De aquellos militantes ninguno se hizo rico, se desclasó, terminó su vida mezclado entre la clase social de los triunfadores. Sus sueños no se hicieron realidad pero eso no impidió que siguieran luchando por conservar su coherencia. Algunos nos van dejando con el paso del tiempo, otros se fueron en manos de los represores pero, todos fueron exigentes con sus propias conductas, cultores de la solidaridad, de esa forma de vida que habían elegido transitar. Decididos a ser, esencialmente, buenas personas.

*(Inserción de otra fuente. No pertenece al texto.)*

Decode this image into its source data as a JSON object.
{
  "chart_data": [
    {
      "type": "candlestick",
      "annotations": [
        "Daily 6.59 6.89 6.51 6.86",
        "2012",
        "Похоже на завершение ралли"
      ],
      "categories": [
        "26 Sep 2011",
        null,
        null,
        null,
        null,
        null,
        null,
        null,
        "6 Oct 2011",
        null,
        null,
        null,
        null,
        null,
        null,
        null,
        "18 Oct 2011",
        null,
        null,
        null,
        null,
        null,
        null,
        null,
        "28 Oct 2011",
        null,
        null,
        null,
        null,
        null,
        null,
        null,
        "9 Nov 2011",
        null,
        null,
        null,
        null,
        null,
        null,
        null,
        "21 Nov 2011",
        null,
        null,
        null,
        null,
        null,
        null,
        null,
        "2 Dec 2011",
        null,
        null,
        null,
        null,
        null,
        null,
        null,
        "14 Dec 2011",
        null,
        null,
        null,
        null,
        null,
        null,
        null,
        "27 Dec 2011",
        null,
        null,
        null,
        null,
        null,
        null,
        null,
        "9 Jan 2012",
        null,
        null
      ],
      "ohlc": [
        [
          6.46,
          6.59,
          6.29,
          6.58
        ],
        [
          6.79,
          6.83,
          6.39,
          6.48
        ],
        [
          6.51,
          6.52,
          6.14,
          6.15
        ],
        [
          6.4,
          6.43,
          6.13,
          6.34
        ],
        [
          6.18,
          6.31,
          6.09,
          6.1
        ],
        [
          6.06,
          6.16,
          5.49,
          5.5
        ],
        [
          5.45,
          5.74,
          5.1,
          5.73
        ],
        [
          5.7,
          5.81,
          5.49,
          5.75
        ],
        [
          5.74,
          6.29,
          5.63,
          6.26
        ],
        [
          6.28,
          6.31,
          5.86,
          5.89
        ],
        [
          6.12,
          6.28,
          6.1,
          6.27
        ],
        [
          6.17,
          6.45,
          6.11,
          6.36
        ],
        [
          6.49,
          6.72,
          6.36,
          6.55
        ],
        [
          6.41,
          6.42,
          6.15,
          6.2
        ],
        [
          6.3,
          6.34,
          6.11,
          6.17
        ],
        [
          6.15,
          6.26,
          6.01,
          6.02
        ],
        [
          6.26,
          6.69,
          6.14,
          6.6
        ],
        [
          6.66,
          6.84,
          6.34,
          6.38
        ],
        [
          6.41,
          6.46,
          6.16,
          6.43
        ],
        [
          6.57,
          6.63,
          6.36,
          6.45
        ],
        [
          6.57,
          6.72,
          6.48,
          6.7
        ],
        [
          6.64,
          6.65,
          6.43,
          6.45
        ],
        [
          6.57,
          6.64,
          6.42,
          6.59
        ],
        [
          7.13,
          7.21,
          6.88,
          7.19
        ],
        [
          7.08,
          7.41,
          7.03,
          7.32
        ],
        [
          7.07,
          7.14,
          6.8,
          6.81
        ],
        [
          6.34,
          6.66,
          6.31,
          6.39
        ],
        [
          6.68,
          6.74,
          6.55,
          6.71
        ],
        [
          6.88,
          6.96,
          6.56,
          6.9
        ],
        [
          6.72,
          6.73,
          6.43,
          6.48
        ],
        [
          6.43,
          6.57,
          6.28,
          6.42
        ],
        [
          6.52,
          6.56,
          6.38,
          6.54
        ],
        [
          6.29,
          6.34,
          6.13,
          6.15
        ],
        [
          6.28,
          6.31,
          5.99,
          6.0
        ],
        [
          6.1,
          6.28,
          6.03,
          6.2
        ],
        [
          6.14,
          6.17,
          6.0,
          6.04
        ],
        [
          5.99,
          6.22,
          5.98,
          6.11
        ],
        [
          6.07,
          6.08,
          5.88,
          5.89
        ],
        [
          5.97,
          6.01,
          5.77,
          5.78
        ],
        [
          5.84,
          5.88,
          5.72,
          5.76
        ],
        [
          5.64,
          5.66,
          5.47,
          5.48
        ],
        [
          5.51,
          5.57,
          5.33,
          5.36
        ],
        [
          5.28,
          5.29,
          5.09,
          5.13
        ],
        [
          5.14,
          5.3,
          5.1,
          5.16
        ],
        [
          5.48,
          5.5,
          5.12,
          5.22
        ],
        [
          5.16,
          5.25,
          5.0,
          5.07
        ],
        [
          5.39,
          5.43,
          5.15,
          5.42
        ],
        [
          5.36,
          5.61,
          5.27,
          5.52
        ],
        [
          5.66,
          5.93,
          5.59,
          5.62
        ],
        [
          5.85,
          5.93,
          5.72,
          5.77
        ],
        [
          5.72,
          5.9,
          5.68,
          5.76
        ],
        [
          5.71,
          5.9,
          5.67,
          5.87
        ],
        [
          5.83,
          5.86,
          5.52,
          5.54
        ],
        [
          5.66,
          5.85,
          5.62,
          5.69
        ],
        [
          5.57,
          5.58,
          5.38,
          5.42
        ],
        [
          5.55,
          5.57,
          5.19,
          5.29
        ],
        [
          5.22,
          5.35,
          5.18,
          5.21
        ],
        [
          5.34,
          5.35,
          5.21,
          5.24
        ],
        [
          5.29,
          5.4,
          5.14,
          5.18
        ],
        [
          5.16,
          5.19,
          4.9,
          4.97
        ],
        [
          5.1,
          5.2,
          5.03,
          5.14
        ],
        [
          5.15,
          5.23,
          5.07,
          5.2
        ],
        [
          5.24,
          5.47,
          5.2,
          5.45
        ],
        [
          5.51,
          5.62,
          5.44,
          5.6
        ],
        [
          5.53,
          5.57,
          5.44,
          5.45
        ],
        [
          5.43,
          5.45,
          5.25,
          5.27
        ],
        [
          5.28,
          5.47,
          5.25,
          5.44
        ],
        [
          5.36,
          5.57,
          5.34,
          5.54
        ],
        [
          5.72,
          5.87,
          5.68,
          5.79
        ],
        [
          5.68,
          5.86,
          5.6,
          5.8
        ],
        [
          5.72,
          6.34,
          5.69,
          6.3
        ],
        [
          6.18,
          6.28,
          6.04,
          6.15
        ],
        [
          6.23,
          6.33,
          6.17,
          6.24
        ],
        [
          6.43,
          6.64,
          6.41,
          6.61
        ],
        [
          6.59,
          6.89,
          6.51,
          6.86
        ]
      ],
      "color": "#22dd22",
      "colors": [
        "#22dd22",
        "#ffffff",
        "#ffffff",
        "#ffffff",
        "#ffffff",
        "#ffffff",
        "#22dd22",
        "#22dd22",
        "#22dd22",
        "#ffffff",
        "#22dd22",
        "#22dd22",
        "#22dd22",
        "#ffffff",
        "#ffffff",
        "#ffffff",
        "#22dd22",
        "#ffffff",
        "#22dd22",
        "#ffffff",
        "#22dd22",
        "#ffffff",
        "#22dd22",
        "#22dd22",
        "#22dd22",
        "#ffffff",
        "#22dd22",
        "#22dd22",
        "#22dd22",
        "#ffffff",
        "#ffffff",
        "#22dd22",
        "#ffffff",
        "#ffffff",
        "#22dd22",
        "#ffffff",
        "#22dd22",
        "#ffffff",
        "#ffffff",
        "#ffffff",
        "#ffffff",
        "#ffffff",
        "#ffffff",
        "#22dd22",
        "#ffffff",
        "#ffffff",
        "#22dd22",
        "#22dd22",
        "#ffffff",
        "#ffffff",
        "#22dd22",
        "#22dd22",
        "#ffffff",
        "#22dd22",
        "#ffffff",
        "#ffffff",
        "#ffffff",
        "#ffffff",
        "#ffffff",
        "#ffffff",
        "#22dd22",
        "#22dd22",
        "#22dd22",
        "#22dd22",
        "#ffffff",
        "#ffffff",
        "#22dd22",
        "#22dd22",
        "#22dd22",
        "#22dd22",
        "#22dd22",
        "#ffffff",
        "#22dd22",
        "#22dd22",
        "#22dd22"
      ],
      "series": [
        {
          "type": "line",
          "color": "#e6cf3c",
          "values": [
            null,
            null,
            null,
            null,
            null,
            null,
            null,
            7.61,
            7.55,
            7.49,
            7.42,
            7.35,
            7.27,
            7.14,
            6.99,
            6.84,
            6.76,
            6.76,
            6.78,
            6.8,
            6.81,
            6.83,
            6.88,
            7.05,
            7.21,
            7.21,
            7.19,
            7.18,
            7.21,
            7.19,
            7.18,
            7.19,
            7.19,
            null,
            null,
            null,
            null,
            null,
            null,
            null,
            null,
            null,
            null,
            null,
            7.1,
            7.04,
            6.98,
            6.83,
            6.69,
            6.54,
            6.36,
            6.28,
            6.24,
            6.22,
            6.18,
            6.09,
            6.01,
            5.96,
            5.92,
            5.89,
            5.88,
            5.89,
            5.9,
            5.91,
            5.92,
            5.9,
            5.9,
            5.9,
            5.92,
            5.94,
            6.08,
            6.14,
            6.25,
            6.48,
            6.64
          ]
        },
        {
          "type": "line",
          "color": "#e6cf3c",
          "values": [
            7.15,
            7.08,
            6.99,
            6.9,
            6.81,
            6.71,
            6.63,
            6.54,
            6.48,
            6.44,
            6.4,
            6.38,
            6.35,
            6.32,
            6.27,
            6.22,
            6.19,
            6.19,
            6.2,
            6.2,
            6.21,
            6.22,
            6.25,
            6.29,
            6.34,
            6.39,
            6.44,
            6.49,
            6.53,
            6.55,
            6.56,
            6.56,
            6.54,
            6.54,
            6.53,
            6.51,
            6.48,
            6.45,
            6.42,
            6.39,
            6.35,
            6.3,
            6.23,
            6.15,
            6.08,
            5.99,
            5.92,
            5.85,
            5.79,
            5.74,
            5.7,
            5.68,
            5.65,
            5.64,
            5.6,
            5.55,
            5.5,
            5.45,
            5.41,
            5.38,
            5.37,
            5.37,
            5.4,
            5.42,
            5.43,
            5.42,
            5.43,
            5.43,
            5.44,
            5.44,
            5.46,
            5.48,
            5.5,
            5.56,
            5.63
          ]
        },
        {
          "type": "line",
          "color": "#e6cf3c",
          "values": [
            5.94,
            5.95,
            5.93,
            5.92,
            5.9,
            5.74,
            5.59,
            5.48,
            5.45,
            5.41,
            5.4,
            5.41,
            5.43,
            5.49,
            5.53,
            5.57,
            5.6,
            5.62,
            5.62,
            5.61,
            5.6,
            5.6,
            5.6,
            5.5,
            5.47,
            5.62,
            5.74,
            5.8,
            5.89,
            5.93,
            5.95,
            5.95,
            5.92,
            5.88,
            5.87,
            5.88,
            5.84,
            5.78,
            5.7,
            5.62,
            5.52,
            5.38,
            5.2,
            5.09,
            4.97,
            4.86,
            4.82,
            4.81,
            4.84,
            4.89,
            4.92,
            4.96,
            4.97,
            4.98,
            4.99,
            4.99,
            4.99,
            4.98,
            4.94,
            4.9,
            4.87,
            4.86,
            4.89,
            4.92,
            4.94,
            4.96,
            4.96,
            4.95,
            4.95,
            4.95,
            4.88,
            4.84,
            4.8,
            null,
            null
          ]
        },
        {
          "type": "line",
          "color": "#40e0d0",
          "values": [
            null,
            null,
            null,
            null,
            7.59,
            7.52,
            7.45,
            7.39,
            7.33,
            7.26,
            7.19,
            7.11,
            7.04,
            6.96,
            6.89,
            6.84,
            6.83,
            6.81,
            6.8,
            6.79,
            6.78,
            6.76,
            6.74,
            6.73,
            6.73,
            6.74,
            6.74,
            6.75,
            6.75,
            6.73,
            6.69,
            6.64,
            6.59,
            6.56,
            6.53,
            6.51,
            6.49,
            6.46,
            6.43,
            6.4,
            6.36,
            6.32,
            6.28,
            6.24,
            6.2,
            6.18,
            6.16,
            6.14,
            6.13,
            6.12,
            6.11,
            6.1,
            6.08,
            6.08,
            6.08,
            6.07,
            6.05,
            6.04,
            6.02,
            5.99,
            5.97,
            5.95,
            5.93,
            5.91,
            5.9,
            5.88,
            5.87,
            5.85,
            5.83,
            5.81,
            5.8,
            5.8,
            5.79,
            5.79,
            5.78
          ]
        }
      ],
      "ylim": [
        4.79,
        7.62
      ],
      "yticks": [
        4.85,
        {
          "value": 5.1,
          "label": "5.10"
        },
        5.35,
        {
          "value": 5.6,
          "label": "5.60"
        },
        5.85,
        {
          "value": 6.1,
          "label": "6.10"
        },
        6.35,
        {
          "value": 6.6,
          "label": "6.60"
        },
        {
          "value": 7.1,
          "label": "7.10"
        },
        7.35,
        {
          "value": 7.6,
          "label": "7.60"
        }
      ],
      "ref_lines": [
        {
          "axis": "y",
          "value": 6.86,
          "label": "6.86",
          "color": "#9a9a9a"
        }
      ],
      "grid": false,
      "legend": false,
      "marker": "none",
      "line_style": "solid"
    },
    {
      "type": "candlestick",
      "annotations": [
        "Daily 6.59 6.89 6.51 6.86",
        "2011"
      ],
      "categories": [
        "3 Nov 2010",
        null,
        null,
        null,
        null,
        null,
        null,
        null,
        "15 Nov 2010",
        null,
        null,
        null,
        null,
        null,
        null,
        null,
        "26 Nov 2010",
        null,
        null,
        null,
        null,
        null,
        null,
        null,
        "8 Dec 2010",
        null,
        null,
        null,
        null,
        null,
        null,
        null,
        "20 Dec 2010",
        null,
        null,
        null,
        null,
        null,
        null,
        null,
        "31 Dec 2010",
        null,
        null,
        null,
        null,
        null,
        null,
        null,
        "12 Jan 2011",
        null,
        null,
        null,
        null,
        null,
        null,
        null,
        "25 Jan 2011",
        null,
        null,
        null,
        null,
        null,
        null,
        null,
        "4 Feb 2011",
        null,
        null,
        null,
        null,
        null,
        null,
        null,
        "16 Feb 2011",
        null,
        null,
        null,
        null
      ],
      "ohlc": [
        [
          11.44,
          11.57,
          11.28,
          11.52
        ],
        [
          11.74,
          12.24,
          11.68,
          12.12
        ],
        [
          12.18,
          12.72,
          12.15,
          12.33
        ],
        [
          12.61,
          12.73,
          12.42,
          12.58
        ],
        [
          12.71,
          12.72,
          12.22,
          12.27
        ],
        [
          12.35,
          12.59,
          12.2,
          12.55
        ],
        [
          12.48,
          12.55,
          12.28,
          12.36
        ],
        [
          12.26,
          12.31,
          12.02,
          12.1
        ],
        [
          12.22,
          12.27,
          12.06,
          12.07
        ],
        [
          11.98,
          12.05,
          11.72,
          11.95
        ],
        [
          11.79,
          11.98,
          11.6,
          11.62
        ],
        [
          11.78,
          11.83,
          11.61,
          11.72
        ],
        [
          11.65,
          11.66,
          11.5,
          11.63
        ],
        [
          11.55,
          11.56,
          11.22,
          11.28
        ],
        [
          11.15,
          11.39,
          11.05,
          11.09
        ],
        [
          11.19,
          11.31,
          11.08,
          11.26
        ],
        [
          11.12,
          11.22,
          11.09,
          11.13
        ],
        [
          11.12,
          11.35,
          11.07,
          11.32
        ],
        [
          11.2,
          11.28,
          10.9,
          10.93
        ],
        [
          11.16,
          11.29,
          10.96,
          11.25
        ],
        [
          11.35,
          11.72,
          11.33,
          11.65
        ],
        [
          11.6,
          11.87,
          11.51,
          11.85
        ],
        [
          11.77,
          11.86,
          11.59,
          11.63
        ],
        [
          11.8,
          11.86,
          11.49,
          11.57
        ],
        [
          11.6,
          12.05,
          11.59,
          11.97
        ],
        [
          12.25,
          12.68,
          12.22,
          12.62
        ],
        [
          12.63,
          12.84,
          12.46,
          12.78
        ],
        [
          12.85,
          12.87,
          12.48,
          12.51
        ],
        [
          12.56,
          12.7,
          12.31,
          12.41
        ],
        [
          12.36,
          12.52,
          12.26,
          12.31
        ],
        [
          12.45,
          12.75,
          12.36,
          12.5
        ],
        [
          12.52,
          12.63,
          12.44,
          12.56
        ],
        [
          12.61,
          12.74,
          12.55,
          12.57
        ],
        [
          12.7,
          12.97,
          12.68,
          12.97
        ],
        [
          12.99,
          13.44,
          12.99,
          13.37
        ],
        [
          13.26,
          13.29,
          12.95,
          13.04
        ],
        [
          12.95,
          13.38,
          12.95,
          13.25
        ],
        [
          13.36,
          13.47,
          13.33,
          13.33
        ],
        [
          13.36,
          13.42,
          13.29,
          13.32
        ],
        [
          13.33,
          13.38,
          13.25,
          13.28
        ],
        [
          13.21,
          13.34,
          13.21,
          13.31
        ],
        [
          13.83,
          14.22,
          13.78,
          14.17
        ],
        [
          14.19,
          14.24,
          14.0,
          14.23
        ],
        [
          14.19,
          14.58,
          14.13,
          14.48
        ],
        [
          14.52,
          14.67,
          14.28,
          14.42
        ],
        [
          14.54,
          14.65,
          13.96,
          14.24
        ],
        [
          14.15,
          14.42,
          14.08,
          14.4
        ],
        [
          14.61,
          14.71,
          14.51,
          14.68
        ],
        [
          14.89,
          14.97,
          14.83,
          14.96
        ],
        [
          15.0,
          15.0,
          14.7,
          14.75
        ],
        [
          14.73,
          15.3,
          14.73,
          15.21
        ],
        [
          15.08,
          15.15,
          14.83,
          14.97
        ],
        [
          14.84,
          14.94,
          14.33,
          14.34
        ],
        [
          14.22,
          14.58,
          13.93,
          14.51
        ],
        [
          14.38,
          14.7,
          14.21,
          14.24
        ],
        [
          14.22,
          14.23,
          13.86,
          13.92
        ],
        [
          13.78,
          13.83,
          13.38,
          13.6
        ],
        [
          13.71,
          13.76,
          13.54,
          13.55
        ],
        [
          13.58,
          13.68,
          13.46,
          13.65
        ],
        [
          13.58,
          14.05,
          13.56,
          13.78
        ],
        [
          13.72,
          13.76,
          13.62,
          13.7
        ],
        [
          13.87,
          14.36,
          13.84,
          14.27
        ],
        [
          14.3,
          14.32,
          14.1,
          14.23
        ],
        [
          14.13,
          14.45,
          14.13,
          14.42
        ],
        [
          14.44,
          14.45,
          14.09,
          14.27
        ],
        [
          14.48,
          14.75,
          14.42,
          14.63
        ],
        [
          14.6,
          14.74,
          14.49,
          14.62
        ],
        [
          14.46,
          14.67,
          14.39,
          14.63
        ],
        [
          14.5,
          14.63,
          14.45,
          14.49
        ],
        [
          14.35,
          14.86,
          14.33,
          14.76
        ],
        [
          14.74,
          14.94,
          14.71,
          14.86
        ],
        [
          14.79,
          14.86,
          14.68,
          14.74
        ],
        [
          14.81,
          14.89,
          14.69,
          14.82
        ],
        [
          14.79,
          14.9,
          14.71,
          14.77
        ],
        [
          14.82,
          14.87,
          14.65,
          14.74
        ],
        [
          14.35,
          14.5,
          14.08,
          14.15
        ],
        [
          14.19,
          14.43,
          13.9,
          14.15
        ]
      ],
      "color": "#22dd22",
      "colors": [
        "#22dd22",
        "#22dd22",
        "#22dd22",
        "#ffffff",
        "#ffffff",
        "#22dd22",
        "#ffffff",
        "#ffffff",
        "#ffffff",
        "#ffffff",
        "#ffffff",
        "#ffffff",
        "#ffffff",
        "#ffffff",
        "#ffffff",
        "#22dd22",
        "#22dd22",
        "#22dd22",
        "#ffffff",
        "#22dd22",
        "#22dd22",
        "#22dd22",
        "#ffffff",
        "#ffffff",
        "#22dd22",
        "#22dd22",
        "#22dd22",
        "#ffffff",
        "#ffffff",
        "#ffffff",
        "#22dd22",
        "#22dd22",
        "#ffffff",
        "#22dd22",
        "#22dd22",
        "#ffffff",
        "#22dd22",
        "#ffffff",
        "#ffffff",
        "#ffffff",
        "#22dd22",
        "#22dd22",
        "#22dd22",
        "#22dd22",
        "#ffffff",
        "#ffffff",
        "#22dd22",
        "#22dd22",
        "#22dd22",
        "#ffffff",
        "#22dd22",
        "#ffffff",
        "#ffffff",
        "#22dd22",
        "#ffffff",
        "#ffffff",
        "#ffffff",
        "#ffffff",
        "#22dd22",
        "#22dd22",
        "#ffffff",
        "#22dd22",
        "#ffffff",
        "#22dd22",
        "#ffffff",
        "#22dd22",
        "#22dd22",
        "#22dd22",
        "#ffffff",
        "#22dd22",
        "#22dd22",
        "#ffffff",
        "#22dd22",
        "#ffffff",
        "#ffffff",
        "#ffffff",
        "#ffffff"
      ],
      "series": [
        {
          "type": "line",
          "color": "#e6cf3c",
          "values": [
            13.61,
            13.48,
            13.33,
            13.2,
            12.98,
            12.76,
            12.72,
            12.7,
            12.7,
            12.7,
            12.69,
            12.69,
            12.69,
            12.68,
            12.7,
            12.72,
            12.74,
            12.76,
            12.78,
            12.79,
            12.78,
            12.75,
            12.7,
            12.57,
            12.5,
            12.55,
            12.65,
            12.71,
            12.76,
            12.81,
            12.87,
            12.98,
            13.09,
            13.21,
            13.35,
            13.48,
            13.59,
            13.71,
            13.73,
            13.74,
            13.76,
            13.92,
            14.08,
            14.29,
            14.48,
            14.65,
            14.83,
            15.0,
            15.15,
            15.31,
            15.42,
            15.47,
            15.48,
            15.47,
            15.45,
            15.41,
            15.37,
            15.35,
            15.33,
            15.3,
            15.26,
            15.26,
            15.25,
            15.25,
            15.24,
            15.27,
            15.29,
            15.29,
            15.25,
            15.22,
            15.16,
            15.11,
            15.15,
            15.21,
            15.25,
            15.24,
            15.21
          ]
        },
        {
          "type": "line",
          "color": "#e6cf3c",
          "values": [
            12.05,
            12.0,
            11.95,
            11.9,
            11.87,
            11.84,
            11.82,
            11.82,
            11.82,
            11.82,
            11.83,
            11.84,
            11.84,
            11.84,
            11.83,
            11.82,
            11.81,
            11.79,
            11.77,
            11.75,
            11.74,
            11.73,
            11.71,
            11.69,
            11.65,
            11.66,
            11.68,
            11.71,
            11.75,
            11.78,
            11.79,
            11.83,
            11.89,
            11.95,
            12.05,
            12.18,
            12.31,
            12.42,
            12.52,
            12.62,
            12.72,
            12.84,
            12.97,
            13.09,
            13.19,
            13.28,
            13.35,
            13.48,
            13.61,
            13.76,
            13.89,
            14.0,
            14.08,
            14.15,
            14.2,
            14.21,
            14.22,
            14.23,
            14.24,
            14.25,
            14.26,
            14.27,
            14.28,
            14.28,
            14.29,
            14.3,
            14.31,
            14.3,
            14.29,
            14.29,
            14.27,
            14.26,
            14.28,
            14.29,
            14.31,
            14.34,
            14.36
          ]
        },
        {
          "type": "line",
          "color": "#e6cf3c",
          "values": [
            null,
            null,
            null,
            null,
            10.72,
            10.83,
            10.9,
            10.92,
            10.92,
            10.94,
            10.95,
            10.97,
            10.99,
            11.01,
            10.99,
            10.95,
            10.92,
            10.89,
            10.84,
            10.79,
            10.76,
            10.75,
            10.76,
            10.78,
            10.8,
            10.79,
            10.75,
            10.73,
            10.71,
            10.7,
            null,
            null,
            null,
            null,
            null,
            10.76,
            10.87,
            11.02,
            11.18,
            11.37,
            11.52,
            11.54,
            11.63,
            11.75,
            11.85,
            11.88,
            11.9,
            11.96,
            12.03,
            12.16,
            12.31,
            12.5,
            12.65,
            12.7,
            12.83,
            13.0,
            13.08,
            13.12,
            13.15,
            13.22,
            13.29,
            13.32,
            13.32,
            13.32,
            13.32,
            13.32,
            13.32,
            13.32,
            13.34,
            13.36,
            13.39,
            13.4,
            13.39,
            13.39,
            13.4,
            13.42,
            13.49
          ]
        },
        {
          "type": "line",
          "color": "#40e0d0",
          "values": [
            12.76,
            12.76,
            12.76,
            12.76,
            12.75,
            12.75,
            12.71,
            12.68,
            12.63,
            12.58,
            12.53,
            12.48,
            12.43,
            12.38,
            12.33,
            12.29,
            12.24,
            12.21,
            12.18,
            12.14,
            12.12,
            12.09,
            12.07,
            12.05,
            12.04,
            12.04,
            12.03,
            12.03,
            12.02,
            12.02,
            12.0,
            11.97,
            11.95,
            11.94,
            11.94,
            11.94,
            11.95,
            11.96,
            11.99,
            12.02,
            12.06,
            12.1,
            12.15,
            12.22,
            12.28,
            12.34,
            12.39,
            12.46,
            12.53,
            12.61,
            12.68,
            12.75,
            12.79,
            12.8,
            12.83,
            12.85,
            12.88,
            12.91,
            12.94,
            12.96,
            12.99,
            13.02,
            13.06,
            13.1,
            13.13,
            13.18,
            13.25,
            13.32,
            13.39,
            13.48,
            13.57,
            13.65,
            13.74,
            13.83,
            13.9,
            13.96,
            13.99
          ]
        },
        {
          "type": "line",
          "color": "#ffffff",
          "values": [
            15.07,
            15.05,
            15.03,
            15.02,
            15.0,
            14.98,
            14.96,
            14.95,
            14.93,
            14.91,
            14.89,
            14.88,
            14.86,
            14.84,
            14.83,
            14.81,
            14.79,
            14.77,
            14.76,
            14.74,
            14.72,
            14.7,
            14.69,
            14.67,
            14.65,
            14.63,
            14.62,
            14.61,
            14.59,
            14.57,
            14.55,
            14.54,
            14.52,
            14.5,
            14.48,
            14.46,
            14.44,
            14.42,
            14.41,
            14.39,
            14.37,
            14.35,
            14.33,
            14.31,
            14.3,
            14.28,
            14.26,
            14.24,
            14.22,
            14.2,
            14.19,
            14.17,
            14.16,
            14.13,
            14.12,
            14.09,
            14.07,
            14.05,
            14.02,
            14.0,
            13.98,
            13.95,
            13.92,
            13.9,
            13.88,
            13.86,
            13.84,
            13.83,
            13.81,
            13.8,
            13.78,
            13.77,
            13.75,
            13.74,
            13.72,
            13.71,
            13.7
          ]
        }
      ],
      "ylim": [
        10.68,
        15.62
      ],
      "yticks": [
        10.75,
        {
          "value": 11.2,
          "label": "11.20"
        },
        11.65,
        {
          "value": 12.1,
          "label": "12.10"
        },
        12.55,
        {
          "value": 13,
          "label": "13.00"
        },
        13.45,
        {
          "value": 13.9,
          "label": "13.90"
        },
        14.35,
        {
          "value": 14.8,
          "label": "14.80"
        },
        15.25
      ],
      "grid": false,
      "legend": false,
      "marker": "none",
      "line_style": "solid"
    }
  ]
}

Algunos confunden aquellos sueños con las pasiones de la hinchadas de fútbol, creen que es lo mismo militar que “defender los trapos”. La militancia es una pertenencia que se realiza en el sueño de universalizar las propias convicciones, de sentirse forjador de un “hombre nuevo”. Es la idea la que engendra la pasión. Surge del desafío de grandeza que nace del amor al semejante, suele agonizar en el resentimiento de los violentos y los fanáticos. En el prólogo de “Retrato del aventurero” Sartre desarrolla la relación entre el aventurero y el militante.
Nuestra militancia se llevó muchas vidas, demasiadas, sin dejarnos siquiera portadores de esa sabiduría que el “Pepe” Mujica supo forjar para unir a su pueblo, para convertir el dolor del pasado en abrazo y triunfo político de hoy. Parecido fue Lula en Brasil y la actual Presidenta de Chile. Nosotros nos quedamos sin autocritica y en consecuencia seguimos teniendo el pasado en discusión, con mucho resentimiento pero sin suficientes ejemplos de vida militante dignos de ser imitados.
Si, como dicen algunos, en las elecciones ha triunfado la derecha, es hora de que se hagan cargo de los enormes errores de esas supuestas izquierdas, de esa caterva de fanáticos resentidos que sólo logran inventando enemigos forjar los rasgos de su propia identidad.
Los militantes eran soñadores y a los sueños, la ambición y el resentimiento los convierte en pesadilla. No hay militantes sin utopías. Aprendamos a no utilizar su nombre para disfrazar intereses. La memoria de los militantes merece respeto, sintamos la obligación de ejercerlo.